Audrey Winzinger, who owns Mill Race Inc., which is the landlord for the village shops, said help was needed as most small business in Burlington County and nationwide don’t have large cash reserves to weather long-term closures.
When Gov. Phil Murphy ordered nonessential businesses closed she urged towns to help small business with gap funding, saying they didn’t need millions of dollars just assistance for rents and other expenses while their businesses were unable to make money.
“Without it, those small business are within 30 days, maybe 90 days at max, of closing,” Winzinger said, noting the federal Small Business Administration loans can take a year before a applicant sees any money.
Not all county businesses will have access to local relief, so certain small operations will inevitably slip through the cracks, said state Sen. Troy Singleton.
That’s why the Burlington County Board of Chosen Freeholders and the Burlington County Bridge Commission, which is the county economic development authority, are using $900,000 from the county’s Small Business Loan Program, which typically helps business that can’t get loans from banks and lending institutions, to offer loans of up to $50,000 to businesses affected by the pandemic.
The goal is not just to help businesses that can’t get relief from local governments, according to Singleton, who also serves as chair of the bridge commission. It’s also to help the small businesses that are less likely to apply for state and federal aid programs.
Most state and federal relief programs will require stipulations, such as higher debt payments, that only larger firms can handle.
“The micro businesses will be our best candidates. Our paperwork is more streamlined and designed to get capital out on the street,” Singleton said. “We think these guys will get lost in the shuffle and we don’t want to see that happen.”
The county program, unlike the two local initiatives, is a traditional loan program, meaning the money must be paid back, with interest, within a fixed amount of time, in this case 10 years.
As “working capital loans,” the loans are supposed to be used for day-to-day needs. So under the program, for each full-time job saved, the applicant can get $17,500 up to the $50,000 maximum, according to Singleton.

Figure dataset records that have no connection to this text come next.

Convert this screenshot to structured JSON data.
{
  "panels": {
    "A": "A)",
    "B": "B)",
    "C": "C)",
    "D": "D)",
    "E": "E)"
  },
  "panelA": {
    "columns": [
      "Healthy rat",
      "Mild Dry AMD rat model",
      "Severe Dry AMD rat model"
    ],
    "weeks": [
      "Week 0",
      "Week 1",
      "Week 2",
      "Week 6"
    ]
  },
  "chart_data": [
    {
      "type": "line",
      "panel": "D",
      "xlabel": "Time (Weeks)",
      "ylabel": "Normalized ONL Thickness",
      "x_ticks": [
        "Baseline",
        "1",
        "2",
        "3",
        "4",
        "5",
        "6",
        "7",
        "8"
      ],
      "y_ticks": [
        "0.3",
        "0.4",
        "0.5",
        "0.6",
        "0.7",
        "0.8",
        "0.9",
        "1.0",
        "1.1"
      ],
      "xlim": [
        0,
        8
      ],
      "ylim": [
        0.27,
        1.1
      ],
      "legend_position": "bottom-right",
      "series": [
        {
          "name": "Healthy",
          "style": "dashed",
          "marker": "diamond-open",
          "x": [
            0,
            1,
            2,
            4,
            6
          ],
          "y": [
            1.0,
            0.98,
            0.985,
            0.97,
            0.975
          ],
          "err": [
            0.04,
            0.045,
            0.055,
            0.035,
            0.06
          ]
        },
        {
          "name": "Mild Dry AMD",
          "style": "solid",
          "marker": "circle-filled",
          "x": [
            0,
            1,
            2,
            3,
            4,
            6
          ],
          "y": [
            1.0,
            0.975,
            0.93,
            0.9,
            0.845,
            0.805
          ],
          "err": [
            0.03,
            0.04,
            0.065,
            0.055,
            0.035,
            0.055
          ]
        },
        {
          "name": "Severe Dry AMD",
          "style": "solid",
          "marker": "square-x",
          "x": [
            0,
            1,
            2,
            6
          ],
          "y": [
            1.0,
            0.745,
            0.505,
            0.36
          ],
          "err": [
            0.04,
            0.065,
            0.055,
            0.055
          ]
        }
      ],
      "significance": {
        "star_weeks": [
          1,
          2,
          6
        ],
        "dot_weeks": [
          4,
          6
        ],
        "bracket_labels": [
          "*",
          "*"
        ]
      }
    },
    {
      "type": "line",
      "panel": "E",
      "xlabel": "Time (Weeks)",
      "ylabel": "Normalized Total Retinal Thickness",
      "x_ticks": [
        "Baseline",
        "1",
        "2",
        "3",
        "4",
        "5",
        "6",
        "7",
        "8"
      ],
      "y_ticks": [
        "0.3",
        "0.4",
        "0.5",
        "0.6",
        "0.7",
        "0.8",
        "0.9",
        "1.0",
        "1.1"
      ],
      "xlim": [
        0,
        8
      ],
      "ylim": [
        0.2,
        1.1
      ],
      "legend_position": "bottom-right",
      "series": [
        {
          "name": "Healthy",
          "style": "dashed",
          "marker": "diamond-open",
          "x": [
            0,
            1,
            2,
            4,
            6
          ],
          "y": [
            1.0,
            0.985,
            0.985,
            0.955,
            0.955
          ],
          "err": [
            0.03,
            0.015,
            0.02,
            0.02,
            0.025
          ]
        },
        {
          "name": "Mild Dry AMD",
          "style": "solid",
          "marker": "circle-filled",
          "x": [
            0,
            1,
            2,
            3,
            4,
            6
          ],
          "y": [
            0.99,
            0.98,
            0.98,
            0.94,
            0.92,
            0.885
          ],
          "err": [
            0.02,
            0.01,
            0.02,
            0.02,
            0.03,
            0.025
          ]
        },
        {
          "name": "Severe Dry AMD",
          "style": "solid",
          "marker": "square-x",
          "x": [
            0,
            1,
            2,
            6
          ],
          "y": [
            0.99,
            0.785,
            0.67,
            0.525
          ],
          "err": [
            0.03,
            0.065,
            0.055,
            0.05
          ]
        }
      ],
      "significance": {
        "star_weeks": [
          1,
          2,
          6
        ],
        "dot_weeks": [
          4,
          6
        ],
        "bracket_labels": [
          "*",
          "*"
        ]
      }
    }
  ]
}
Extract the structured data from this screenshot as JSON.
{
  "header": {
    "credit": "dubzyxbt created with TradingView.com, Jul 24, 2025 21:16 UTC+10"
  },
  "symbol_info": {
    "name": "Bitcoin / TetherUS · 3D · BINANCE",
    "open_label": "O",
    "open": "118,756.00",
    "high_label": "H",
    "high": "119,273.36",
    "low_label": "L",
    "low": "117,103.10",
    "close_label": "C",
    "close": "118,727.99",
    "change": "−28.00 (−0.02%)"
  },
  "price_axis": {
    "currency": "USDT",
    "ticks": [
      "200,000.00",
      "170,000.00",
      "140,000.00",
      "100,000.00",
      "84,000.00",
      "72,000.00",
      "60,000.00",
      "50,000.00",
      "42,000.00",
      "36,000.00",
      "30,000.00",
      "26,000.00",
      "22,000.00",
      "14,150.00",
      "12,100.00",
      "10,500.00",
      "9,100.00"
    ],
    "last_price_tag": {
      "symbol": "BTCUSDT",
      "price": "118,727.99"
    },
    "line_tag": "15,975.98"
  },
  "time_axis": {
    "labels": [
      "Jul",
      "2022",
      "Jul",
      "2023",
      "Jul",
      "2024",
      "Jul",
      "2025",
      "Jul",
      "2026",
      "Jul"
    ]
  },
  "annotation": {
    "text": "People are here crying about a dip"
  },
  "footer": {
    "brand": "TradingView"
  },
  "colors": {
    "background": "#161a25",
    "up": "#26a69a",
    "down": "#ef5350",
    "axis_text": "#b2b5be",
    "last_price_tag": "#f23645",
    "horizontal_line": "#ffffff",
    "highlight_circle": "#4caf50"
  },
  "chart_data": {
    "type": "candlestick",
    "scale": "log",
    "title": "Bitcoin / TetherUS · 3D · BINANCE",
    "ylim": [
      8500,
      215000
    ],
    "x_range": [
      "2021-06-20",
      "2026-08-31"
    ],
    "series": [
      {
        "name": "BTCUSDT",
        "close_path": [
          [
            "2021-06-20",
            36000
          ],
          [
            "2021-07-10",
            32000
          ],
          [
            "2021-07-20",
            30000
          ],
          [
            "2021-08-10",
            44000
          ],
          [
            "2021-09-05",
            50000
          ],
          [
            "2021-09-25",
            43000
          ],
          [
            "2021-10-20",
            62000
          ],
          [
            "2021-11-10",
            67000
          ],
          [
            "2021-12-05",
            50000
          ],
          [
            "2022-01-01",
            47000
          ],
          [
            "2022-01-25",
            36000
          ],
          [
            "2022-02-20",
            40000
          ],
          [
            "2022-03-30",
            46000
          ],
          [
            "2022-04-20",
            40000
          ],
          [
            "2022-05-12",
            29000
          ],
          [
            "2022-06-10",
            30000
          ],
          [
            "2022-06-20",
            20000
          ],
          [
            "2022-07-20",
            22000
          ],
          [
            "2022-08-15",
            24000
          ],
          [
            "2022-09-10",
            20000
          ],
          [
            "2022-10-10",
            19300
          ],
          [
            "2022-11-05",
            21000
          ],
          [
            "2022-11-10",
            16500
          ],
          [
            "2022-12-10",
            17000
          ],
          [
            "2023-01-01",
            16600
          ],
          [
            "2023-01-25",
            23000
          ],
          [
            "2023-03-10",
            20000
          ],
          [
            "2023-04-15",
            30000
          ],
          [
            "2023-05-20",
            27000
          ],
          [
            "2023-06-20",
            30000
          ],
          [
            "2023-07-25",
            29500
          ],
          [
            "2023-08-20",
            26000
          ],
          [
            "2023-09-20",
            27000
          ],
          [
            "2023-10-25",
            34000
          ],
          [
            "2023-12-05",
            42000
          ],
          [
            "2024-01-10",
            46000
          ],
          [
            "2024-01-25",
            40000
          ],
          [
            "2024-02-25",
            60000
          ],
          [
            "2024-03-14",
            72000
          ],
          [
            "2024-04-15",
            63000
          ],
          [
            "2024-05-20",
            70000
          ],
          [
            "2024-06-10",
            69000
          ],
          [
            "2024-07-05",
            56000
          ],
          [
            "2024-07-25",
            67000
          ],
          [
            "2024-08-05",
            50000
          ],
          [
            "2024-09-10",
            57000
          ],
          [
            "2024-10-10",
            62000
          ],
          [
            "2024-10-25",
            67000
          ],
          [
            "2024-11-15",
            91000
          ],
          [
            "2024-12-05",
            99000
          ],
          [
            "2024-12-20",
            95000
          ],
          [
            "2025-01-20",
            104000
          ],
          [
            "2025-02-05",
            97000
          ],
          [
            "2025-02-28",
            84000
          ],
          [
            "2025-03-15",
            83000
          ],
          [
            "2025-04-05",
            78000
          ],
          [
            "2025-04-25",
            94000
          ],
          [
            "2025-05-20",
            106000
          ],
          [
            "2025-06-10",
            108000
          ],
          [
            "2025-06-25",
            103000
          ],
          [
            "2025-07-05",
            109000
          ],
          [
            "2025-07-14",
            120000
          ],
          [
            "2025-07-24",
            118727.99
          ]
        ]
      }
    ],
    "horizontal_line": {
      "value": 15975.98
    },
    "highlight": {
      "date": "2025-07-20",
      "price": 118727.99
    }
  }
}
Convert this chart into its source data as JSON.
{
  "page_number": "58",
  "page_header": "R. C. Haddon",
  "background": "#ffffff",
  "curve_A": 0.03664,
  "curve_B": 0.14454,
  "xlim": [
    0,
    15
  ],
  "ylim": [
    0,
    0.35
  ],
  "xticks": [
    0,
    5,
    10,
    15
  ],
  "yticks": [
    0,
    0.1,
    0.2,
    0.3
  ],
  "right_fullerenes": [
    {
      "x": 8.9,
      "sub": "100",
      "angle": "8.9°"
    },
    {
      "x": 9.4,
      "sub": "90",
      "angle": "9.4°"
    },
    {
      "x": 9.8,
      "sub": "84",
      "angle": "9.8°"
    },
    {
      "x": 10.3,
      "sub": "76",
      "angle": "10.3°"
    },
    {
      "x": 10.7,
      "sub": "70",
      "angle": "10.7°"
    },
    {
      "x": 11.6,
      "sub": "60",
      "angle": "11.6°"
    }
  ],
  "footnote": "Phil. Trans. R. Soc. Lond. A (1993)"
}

And for each new full-time job created, the applicant can receive $35,000 up to $50,000.
Singleton said a handful of businesses have applied for the loans so far, but that he’s hoping they will get some more.
“Our goal is to retain jobs and help businesses survive the pandemic,” Singleton added.
“Everybody’s in a crunch right now,” he said. “But our small businesses are the backbone of our economy. We hope this can be a bridge to better times.”